Akinleye’s work is characterized by an interest in voicing people’s lived-experiences in Place(s) through creative, moving portraiture. A key aspect of her process is the artistry of opening-up creative practices to everyone from women in low wage employment to architects to ballerinas to performance for young audiences. She has won awards internationally for her choreographic work and is published in the areas of dance and cultural studies. As well as her work with IRIE! she is a Research Fellow with Theatrum Mundi, and Research Affiliate at Massachusetts Institute of Technology.
DANCING STRONG MOVEMENT LAB
Associate Artist
Dancing Strong Movement Lab (DSML) is an umbrella organization using dance knowledges to explore, create and comment. Through interdisciplinary, somatic-based, practice-as-research the company create performance, texts and film projects. Under the Artistic Direction of Adesola Akinleye and Helen Kindred, the company's work values ‘pro-feminist, anti-racist and queer affirming’ creative processes. 'We believe dance/the arts are not a luxury but a right for everyone; the right to be physically literate, have a positive relationship with one's body and body image, and to feel comfortable expressing and sharing our stories and experiences through the non-verbal medium of movement'.

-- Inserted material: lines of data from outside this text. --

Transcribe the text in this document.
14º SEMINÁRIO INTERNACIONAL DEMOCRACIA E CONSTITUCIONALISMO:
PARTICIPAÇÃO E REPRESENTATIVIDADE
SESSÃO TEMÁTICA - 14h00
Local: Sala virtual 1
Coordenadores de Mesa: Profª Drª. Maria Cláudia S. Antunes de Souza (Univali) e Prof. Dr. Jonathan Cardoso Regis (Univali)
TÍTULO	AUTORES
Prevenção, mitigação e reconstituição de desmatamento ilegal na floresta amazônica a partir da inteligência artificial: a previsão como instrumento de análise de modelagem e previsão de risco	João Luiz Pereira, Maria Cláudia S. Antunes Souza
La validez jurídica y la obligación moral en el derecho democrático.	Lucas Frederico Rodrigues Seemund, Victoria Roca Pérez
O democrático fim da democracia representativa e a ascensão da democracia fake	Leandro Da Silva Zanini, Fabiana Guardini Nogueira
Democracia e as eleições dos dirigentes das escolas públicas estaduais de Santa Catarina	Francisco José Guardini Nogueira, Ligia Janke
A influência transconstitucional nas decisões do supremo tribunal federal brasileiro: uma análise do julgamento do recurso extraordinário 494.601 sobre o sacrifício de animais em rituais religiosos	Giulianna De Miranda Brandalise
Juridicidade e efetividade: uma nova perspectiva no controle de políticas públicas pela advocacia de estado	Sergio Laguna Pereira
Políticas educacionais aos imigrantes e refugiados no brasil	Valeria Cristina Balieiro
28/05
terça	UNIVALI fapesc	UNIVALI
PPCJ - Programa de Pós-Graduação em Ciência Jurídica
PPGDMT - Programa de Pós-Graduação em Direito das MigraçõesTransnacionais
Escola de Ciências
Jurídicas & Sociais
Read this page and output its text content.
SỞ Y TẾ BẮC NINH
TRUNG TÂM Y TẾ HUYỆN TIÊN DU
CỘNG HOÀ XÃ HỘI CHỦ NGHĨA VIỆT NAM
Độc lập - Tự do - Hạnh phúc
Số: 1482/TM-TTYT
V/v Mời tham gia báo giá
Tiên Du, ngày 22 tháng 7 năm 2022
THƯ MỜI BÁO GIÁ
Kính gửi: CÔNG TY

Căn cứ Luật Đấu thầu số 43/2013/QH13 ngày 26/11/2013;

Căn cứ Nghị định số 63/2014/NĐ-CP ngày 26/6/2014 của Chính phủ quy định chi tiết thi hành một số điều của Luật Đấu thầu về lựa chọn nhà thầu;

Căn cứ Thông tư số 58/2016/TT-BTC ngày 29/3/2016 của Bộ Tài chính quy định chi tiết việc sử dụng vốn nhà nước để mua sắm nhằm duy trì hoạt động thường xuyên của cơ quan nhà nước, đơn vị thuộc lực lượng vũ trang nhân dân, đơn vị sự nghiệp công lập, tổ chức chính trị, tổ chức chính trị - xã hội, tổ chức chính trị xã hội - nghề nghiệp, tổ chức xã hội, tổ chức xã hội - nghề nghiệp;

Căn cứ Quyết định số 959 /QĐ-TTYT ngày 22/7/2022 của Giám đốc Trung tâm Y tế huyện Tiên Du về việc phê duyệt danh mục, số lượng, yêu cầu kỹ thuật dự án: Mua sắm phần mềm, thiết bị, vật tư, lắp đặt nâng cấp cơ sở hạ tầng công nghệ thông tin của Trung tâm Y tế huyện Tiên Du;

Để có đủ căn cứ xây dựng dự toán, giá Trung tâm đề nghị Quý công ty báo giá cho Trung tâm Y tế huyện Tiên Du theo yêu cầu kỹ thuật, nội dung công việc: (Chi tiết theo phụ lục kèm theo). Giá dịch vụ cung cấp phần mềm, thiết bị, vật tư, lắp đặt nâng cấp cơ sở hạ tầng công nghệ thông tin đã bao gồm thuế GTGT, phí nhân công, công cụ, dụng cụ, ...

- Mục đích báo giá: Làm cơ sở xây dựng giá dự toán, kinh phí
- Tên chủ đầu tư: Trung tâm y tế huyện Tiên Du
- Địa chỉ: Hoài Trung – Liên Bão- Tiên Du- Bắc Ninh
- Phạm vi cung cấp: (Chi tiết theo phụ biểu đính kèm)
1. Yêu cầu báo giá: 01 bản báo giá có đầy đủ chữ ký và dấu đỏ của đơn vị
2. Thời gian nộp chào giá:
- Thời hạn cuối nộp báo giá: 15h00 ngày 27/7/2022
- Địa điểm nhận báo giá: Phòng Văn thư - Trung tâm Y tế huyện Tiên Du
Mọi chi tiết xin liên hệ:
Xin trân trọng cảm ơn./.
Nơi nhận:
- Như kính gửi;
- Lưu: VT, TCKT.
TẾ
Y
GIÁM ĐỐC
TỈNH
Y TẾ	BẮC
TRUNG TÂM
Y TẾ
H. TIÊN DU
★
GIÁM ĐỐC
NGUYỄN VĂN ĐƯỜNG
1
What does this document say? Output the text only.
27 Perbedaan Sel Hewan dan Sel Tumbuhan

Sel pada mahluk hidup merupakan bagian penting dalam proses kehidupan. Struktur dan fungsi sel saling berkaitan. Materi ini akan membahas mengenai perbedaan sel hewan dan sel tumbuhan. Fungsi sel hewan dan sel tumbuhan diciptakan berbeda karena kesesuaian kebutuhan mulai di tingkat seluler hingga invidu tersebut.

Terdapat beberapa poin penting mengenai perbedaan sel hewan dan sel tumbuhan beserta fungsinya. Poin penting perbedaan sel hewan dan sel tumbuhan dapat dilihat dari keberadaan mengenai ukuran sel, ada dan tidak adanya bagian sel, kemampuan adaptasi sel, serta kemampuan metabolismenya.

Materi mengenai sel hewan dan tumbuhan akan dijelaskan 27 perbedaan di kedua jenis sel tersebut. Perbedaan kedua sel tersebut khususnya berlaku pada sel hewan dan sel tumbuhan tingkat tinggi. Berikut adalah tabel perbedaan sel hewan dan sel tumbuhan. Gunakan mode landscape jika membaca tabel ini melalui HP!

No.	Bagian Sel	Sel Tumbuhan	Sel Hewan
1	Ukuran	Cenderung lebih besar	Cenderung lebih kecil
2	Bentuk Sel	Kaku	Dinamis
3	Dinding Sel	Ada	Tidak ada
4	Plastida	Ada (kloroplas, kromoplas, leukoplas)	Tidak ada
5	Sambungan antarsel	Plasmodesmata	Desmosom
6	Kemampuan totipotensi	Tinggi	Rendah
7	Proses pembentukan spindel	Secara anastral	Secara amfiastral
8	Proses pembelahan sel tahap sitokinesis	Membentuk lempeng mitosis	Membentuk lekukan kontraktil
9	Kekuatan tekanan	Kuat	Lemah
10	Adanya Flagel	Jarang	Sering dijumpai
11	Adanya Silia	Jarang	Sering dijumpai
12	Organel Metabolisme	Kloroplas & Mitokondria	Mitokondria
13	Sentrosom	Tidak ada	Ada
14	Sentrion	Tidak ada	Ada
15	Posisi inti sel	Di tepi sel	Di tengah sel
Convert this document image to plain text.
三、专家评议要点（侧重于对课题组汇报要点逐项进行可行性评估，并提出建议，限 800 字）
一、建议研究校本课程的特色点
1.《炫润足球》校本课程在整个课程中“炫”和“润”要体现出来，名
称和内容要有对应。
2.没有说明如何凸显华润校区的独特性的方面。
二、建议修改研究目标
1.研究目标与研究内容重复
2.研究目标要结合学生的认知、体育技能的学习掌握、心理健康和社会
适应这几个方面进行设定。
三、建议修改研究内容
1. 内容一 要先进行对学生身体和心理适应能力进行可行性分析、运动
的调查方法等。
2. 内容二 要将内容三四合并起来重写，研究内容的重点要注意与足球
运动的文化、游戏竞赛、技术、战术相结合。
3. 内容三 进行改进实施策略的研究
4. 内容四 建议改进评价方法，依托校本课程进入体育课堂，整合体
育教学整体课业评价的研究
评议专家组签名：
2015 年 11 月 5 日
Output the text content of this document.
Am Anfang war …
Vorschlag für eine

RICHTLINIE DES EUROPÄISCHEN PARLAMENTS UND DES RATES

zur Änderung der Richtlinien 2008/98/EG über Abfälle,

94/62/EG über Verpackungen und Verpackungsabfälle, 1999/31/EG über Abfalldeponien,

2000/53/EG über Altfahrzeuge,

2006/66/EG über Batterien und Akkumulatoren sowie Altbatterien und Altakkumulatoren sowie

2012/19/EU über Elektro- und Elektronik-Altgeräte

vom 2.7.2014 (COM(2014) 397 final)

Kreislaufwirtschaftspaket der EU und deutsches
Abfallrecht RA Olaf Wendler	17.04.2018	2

The ethos of the company is to create high quality arts engagement, participation and performance with communities and localities who through socio-economic and cultural factors have limited access to arts and culture. Specialising in somatic practice, the company’s approach provides an open and accessible framework for collaborating with communities. As Associate Artists of IRIE! Dance Theatre DSML offer an apprentice position with the company for a graduating dancer form IRIE's BA (hons) Diverse Dance Styles programme each year.